The Foundation also remains open to new thinking about how to address poverty in the South. In addition to our primary focus, MRBF is interested in supporting new approaches to achieving economic opportunity, systems and policy change, or democracy and civic engagement outcomes. These efforts must demonstrably advance our vision of social and economic justice in the South. Our annual grantmaking allocation for new approaches is significantly smaller than for our primary focus.
How Funds May Be Used
Types of grants: Organizations may use grant funds in a variety of ways, including:
- General operating support
- Project support
- “Glue” support for networks of grassroots and partner organizations
- Organizational development support
Size and duration of grants: The size and duration of grants is matched to the applicant’s scale of impact, need, capabilities and opportunities, and typically follow these guidelines:
- We provide one-year funding for initial grants We consider continuation of funding in two-year increments
- We rarely make grants that exceed 30% of a project or organizational budget
Program-related investments (PRIs): We look for opportunities to make below-market-rate investments to spur economic development in low-wealth communities.

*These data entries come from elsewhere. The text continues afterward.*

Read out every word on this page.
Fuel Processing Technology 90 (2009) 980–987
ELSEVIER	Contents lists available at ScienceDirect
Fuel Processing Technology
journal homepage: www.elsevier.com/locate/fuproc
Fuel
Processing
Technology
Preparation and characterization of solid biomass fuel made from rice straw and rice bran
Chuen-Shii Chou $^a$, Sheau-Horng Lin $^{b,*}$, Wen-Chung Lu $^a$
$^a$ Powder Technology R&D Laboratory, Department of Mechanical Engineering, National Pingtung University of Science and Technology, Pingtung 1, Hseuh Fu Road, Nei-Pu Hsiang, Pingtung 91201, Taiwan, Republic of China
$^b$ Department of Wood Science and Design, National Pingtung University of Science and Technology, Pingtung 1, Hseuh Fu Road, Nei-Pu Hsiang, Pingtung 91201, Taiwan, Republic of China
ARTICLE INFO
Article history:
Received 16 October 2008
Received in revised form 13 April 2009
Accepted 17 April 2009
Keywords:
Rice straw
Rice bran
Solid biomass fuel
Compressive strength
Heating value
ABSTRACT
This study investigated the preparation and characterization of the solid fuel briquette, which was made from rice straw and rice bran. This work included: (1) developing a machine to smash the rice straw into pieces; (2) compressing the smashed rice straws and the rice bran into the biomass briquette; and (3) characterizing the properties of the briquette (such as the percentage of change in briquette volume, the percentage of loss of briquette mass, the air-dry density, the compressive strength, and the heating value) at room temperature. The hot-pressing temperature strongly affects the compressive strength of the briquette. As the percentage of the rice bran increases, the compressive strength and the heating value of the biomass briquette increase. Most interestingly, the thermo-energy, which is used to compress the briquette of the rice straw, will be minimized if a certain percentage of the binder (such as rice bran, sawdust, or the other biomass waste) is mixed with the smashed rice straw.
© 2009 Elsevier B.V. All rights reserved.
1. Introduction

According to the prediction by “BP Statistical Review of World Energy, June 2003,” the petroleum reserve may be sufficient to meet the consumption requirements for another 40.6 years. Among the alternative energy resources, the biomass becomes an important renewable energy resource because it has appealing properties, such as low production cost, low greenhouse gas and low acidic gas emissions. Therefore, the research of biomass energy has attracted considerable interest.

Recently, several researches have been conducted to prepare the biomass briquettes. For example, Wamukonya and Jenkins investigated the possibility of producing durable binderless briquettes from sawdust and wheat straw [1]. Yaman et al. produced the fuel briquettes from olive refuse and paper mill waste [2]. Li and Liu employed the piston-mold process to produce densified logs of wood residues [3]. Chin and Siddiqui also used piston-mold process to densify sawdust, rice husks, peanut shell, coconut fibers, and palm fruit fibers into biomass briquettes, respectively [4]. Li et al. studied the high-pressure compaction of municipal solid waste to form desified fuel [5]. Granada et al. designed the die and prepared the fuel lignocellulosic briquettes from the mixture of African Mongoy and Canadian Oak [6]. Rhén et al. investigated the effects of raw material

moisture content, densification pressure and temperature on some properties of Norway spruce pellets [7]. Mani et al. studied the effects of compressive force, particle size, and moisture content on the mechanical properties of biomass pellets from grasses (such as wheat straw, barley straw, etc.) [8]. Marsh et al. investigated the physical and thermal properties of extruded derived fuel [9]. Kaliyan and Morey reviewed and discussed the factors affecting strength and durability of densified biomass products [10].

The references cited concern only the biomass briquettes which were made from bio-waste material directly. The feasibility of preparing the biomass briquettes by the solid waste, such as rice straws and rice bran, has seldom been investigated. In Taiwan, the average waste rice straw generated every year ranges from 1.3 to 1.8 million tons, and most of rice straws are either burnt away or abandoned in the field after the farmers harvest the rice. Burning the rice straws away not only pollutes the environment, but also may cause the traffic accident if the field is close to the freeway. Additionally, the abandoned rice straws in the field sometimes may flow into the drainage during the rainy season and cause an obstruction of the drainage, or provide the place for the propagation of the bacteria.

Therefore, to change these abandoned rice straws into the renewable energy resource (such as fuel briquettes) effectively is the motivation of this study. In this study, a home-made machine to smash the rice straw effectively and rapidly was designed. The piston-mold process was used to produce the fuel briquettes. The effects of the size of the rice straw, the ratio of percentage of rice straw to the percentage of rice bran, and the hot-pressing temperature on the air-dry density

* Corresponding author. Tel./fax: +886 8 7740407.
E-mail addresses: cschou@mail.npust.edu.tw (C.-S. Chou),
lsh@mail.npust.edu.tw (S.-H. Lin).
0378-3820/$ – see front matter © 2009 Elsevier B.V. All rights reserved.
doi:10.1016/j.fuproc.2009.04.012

To qualify, an organization must have:
- Mission and impact consistent with our grant-making priorities
- A track record of managing debt or equity investments
- A solid business plan
- Other investors
Most Recent Grants
Working America educates working-class people on economic issues and provides avenues for them to build their communities through grassroots organizing and issue campaigns.
Women Engaged works to organize and equip young Black women and other young women of color with the knowledge and skills they need to become informed of and meaningfully involved in the democratic process. In carrying out this mission, WE employs several proven strategies to increase voting, participation in civic activities and increased awareness of issues that affect their communities.